Merrick Garland faces resurgent peril after years fighting extremism
Judge Merrick B. Garland always made a point of wearing a coat and tie when he surveyed the wreckage at the site of the 1995 Oklahoma City bombing, the worst domestic terrorist attack in American history.
He had been dispatched from Washington to oversee the case for the Justice Department, and he told colleagues that he viewed his daily uniform as a gesture of respect for a community left devastated after Timothy J. McVeigh placed a 7,000-pound bomb in a Ryder truck and blew up the Alfred P. Murrah Federal Building, killing 168 people, including 19 children.

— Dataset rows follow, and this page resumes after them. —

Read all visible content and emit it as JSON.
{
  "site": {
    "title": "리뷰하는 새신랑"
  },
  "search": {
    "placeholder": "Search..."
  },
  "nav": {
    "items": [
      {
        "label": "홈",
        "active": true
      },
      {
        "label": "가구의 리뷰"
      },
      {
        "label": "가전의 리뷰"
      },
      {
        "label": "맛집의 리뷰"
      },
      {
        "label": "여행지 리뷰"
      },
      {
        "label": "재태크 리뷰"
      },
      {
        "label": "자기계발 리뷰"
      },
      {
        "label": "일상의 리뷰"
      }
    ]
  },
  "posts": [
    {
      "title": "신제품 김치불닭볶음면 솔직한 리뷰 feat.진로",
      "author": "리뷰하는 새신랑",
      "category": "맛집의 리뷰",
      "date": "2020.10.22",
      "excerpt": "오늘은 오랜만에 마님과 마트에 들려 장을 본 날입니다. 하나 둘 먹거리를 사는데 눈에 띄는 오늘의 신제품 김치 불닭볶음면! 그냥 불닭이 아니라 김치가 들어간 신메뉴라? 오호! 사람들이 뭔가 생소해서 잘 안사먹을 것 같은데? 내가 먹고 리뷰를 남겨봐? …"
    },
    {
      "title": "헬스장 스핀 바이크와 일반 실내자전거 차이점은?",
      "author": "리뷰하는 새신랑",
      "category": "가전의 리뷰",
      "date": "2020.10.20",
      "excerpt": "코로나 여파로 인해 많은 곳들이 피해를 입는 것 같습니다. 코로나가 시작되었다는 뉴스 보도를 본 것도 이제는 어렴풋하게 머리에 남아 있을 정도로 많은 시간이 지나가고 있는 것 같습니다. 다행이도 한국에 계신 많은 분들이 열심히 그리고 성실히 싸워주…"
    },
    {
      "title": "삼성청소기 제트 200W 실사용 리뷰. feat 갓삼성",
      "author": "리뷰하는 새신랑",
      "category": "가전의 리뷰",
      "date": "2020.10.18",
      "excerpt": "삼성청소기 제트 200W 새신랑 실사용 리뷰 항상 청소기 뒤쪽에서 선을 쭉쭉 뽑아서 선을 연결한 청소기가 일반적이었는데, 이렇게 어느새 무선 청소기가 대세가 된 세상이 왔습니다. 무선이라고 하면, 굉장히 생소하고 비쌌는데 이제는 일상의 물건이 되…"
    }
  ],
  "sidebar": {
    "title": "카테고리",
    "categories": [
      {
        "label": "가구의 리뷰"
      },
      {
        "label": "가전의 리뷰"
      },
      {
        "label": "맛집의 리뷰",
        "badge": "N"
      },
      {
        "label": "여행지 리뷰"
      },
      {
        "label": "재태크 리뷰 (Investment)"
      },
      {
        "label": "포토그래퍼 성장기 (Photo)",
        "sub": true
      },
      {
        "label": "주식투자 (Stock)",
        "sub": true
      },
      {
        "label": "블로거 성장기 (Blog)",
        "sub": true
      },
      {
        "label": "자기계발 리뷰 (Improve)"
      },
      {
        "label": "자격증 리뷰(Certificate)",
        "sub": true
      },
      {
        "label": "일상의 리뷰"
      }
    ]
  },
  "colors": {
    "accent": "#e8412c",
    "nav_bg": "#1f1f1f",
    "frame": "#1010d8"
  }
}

“It really looked like a war zone,” Judge Garland said in recalling the destroyed and still-smoldering building, part of an oral history he participated in for the Oklahoma City National Memorial and Museum. “The site was lit up like a sun, like the middle of the day.” The worst part, he said, was seeing the demolished day care center. “There was nothing there,” he said. “It was just a big empty concave.” His own daughters were 4 and 2 at the time.

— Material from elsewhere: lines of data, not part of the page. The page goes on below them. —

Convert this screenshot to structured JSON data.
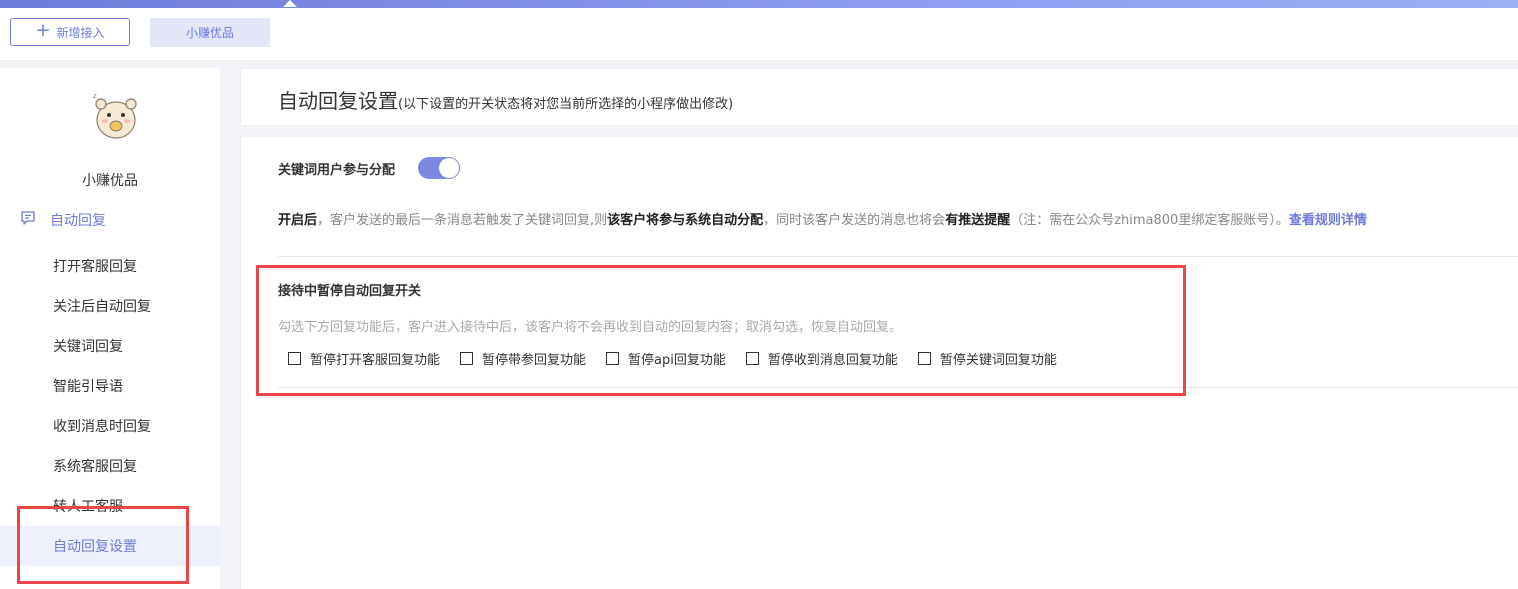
{
  "topbar": {
    "add_label": "新增接入",
    "active_tab": "小赚优品"
  },
  "sidebar": {
    "avatar_icon": "hamster-icon",
    "app_name": "小赚优品",
    "parent_label": "自动回复",
    "items": [
      {
        "label": "打开客服回复"
      },
      {
        "label": "关注后自动回复"
      },
      {
        "label": "关键词回复"
      },
      {
        "label": "智能引导语"
      },
      {
        "label": "收到消息时回复"
      },
      {
        "label": "系统客服回复"
      },
      {
        "label": "转人工客服"
      },
      {
        "label": "自动回复设置",
        "active": true
      }
    ]
  },
  "main": {
    "title": "自动回复设置",
    "subtitle": "(以下设置的开关状态将对您当前所选择的小程序做出修改)",
    "keyword_toggle_label": "关键词用户参与分配",
    "keyword_toggle_on": true,
    "desc": {
      "p1": "开启后",
      "p2": "，客户发送的最后一条消息若触发了关键词回复,则",
      "p3": "该客户将参与系统自动分配",
      "p4": "，同时该客户发送的消息也将会",
      "p5": "有推送提醒",
      "p6": "（注：需在公众号zhima800里绑定客服账号）。",
      "link": "查看规则详情"
    },
    "pause_section": {
      "title": "接待中暂停自动回复开关",
      "desc": "勾选下方回复功能后，客户进入接待中后，该客户将不会再收到自动的回复内容；取消勾选，恢复自动回复。",
      "options": [
        {
          "label": "暂停打开客服回复功能",
          "checked": false
        },
        {
          "label": "暂停带参回复功能",
          "checked": false
        },
        {
          "label": "暂停api回复功能",
          "checked": false
        },
        {
          "label": "暂停收到消息回复功能",
          "checked": false
        },
        {
          "label": "暂停关键词回复功能",
          "checked": false
        }
      ]
    }
  },
  "colors": {
    "accent": "#6f7bd9",
    "highlight": "#e84848"
  }
}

The Oklahoma City case, he later said, was “the most important thing I have ever done in my life.”
When President Biden nominated Judge Garland last month to be attorney general, the news conjured up his ordeal in 2016 as President Barack Obama’s thwarted nominee to the Supreme Court. But Judge Garland’s experience prosecuting domestic terrorism cases in the 1990s was the formative work of his career, from the nuances of federal statutes down to the feeling of broken glass crunching beneath his dress shoes.
The man has now met the moment. At his Senate confirmation hearings starting on Monday, he will almost certainly be asked about the Department of Homeland Security’s warning that the United States faces a growing threat from “violent domestic extremists” and that the Jan. 6 mob attack on the Capitol may not have been an isolated episode. In a strange, or perhaps fateful, turn of events, the news leaked that Judge Garland was Mr. Biden’s pick for attorney general only hours before the deadly riot. Mr. Biden formally nominated him for the position the next day.

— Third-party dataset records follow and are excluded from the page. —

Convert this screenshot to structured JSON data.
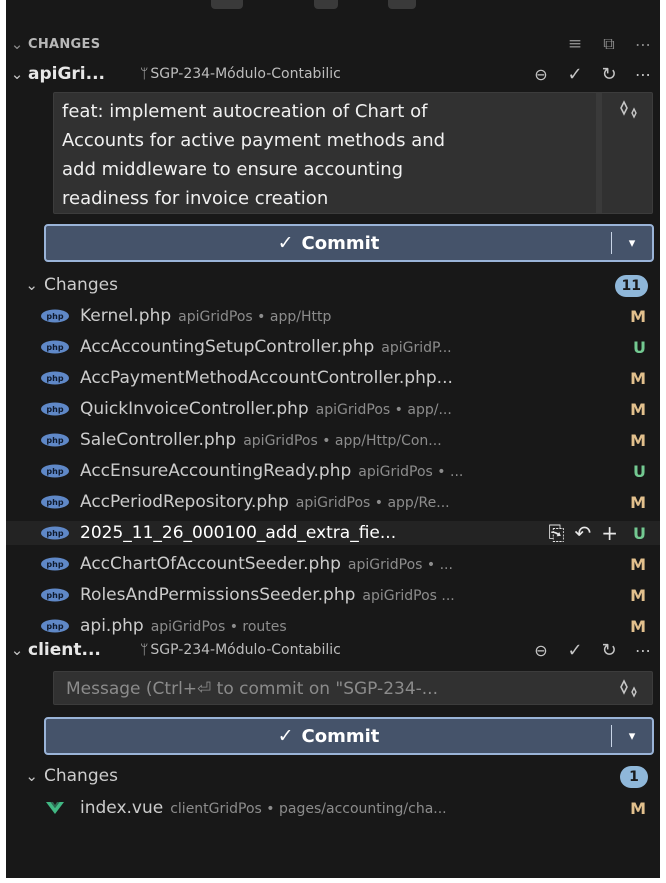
{
  "section": {
    "title": "CHANGES",
    "actions": [
      "list-view-icon",
      "collapse-all-icon",
      "more-icon"
    ]
  },
  "repos": [
    {
      "name": "apiGri...",
      "branch": "SGP-234-Módulo-Contabilic",
      "commit_message": "feat: implement autocreation of Chart of\nAccounts for active payment methods and\nadd middleware to ensure accounting\nreadiness for invoice creation",
      "commit_button": "Commit",
      "group_label": "Changes",
      "count": "11",
      "files": [
        {
          "name": "Kernel.php",
          "path": "apiGridPos • app/Http",
          "status": "M"
        },
        {
          "name": "AccAccountingSetupController.php",
          "path": "apiGridP...",
          "status": "U"
        },
        {
          "name": "AccPaymentMethodAccountController.php...",
          "path": "",
          "status": "M"
        },
        {
          "name": "QuickInvoiceController.php",
          "path": "apiGridPos • app/...",
          "status": "M"
        },
        {
          "name": "SaleController.php",
          "path": "apiGridPos • app/Http/Con...",
          "status": "M"
        },
        {
          "name": "AccEnsureAccountingReady.php",
          "path": "apiGridPos • ...",
          "status": "U"
        },
        {
          "name": "AccPeriodRepository.php",
          "path": "apiGridPos • app/Re...",
          "status": "M"
        },
        {
          "name": "2025_11_26_000100_add_extra_fie...",
          "path": "",
          "status": "U"
        },
        {
          "name": "AccChartOfAccountSeeder.php",
          "path": "apiGridPos • ...",
          "status": "M"
        },
        {
          "name": "RolesAndPermissionsSeeder.php",
          "path": "apiGridPos ...",
          "status": "M"
        },
        {
          "name": "api.php",
          "path": "apiGridPos • routes",
          "status": "M"
        }
      ]
    },
    {
      "name": "client...",
      "branch": "SGP-234-Módulo-Contabilic",
      "commit_placeholder": "Message (Ctrl+⏎ to commit on \"SGP-234-...",
      "commit_button": "Commit",
      "group_label": "Changes",
      "count": "1",
      "files": [
        {
          "name": "index.vue",
          "path": "clientGridPos • pages/accounting/cha...",
          "status": "M"
        }
      ]
    }
  ],
  "colors": {
    "background": "#181818",
    "commit_button": "#45536a",
    "modified": "#e2c08d",
    "untracked": "#73c991",
    "badge": "#8fb7d9"
  }
}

“He has seen this hatred up close and in a very personal way,” said Donna Bucella, a former Justice Department investigator who worked with Judge Garland in Oklahoma City. In the oral history, Judge Garland recalled the “stone cold” demeanor of Mr. McVeigh and his chilling absence of emotion. “There was just no indication from him that he had any feelings about what had just happened,” Judge Garland said. [Continue reading…]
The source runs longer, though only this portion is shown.